I have this dog, an Australian shepherd, a herder by nature. He becomes distraught when a family member leaves the room. He leaps up to follow the flock-busting defector, then looks back at the rest of us, unsure of where he’s needed. He winds up spinning in circles, looking profoundly confused, and existentially frustrated.

We laugh at him because it’s sort of pathetic. But he can’t help it; he’s hardwired that way. And for the first time in my life, I understand it.

Starshine Roshell

My 12-year-old left last week on a class trip to Europe. Parents are not invited, phone calls not permitted; it makes the students homesick to hear mom’s voice. Instead, we get daily Twitter posts with photos of the kids in front of French, Italian, and Spanish monuments.

For a year before the trip, friends told me, “You’re brave. I could never let my child do that.” I truly didn’t understand the sentiment. I mean, it’s not like they went to Libya. Frankly, I looked forward to having one less lunch to pack, and to bringing home Thai food for dinner without anyone complaining.

He was gone just one day when friends began calling: “How are you holding up?” Really? The kid isn’t touring the Daiichi nuke plant, I explained; he’s slurping gelato in Florence. How bad could it be?

Turns out, though, they knew something I didn’t. Because today is Day Eight, and I’m shocked to discover that I am not, for want of a better term, “holding up.” I’m a wreck. A clichéd bundle of nerves.

I keep Twitter open on my computer screen and hit “refresh” every two minutes in case there are new pictures posted. No? How about now? Still nothing, huh? When there’s a new one, I scan it for clues to his well-being: He looks tired, doesn’t he? Is that a new sweatshirt he’s wearing? I didn’t pack that. He’s spending his souvenir money on “I Heart Roma” hoodies? This does not bode well for my Fendi handbag!

I actually—how embarrassing is this?—sent a Facebook friend request to his chaperone/teacher, hoping for access to any status updates she might post from abroad, like, “Today while soaking up Parisian culture, the children smoked Gauloises cigarettes and took in a burlesque show.” (She hasn’t responded to my request, which is weird because who wouldn’t want to be friends with a helicopter-mom/cyber-stalker?)

I’m terribly disappointed. I thought I was a different sort of mom. The non-clingy kind. The un-paranoid kind.

But there’s something subrational going on here. Something biological. His absence just makes me … anxious. It’s that nerve-jangling feeling you get when your kid ducks under an ocean wave. You know his head will poke back up again. Of course it will. But there’s a ghastly where-is-he moment when you feel perilously, unnaturally untethered to your child.
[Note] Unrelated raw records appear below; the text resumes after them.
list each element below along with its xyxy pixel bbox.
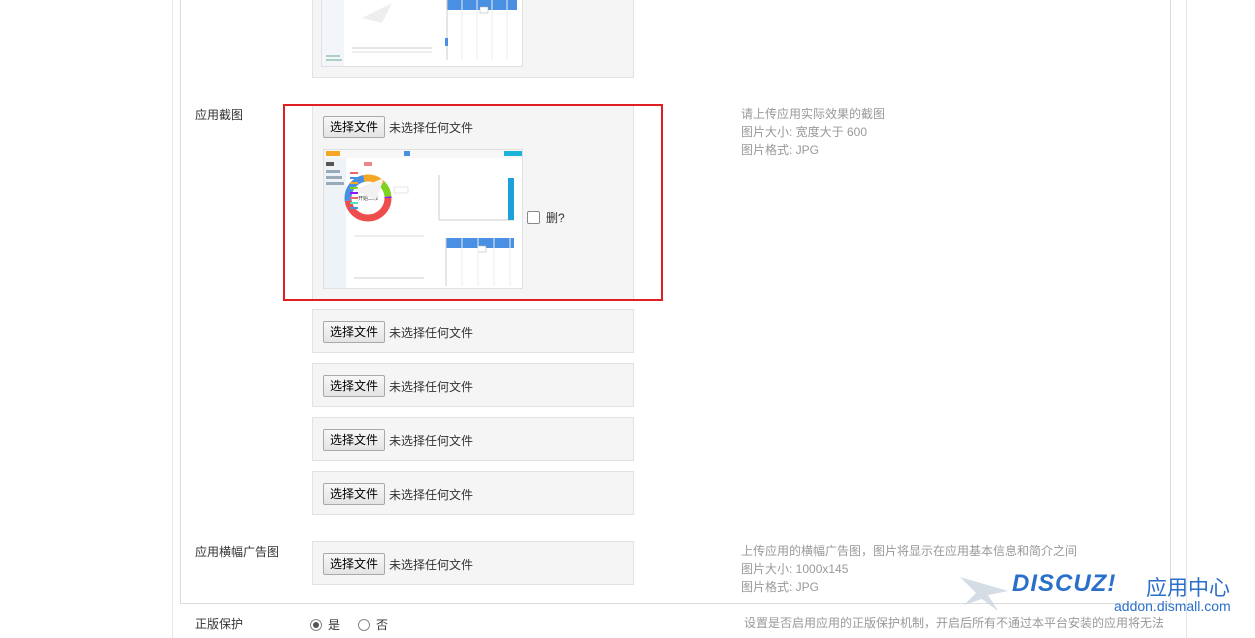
- radio-label-no: 否: [376, 618, 389, 632]
- file-input[interactable]: 选择文件 未选择任何文件: [323, 429, 473, 451]
- file-input[interactable]: 选择文件 未选择任何文件: [323, 483, 473, 505]
- choose-file-button[interactable]: 选择文件: [323, 429, 386, 451]
- file-status: 未选择任何文件: [389, 433, 474, 448]
- upload-box-screenshot-4: 选择文件 未选择任何文件: [312, 417, 634, 461]
- radio-button-no[interactable]: [358, 618, 370, 631]
- watermark-brand: DISCUZ!: [1012, 570, 1117, 597]
- watermark-url: addon.dismall.com: [1114, 598, 1231, 614]
- upload-box-banner: 选择文件 未选择任何文件: [312, 541, 634, 585]
- radio-button-yes[interactable]: [310, 618, 322, 631]
- radio-yes[interactable]: 是: [310, 616, 340, 633]
- upload-box-screenshot-3: 选择文件 未选择任何文件: [312, 363, 634, 407]
- file-input[interactable]: 选择文件 未选择任何文件: [323, 321, 473, 343]
- file-input[interactable]: 选择文件 未选择任何文件: [323, 553, 473, 575]
- app-screenshot-hint: 请上传应用实际效果的截图 图片大小: 宽度大于 600 图片格式: JPG: [741, 105, 885, 159]
- hint-line: 图片大小: 宽度大于 600: [741, 125, 868, 139]
- choose-file-button[interactable]: 选择文件: [323, 321, 386, 343]
- genuine-label: 正版保护: [195, 617, 244, 631]
- choose-file-button[interactable]: 选择文件: [323, 375, 386, 397]
- upload-box-previous: [312, 0, 634, 78]
- hint-line: 图片格式: JPG: [741, 143, 820, 157]
- file-status: 未选择任何文件: [389, 379, 474, 394]
- file-status: 未选择任何文件: [389, 325, 474, 340]
- hint-line: 请上传应用实际效果的截图: [741, 107, 886, 121]
- file-status: 未选择任何文件: [389, 557, 474, 572]
- choose-file-button[interactable]: 选择文件: [323, 483, 386, 505]
- screenshot-thumbnail-previous: [321, 0, 523, 67]
- app-screenshot-label: 应用截图: [195, 108, 244, 122]
- highlight-box: [283, 104, 663, 301]
- file-status: 未选择任何文件: [389, 487, 474, 502]
- upload-box-screenshot-5: 选择文件 未选择任何文件: [312, 471, 634, 515]
- upload-box-screenshot-2: 选择文件 未选择任何文件: [312, 309, 634, 353]
- banner-label: 应用横幅广告图: [195, 545, 280, 559]
- choose-file-button[interactable]: 选择文件: [323, 553, 386, 575]
- radio-label-yes: 是: [328, 618, 341, 632]
- radio-no[interactable]: 否: [358, 616, 388, 633]
- file-input[interactable]: 选择文件 未选择任何文件: [323, 375, 473, 397]
- hint-line: 上传应用的横幅广告图，图片将显示在应用基本信息和简介之间: [741, 544, 1078, 558]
Let’s just say it: your baby.

I feel it now when I climb into bed at night. I hadn’t realized what a deep, day-ending, sleep-provoking comfort it is to have my kids tucked safely under their blankets nearby. With the time difference, I lay my head on a pillow just as he lifts his off one, waking up for another day of laughs I can’t hear and discoveries I can’t witness.

And do you want to know the worst part? I can no longer laugh at my neurotic dog; I now know how it feels to be one sheep short of a flock. Which is all the more reason that when my son returns—to find me and the dog spinning in circles, unsure of where we’re needed—he’d really better have that handbag.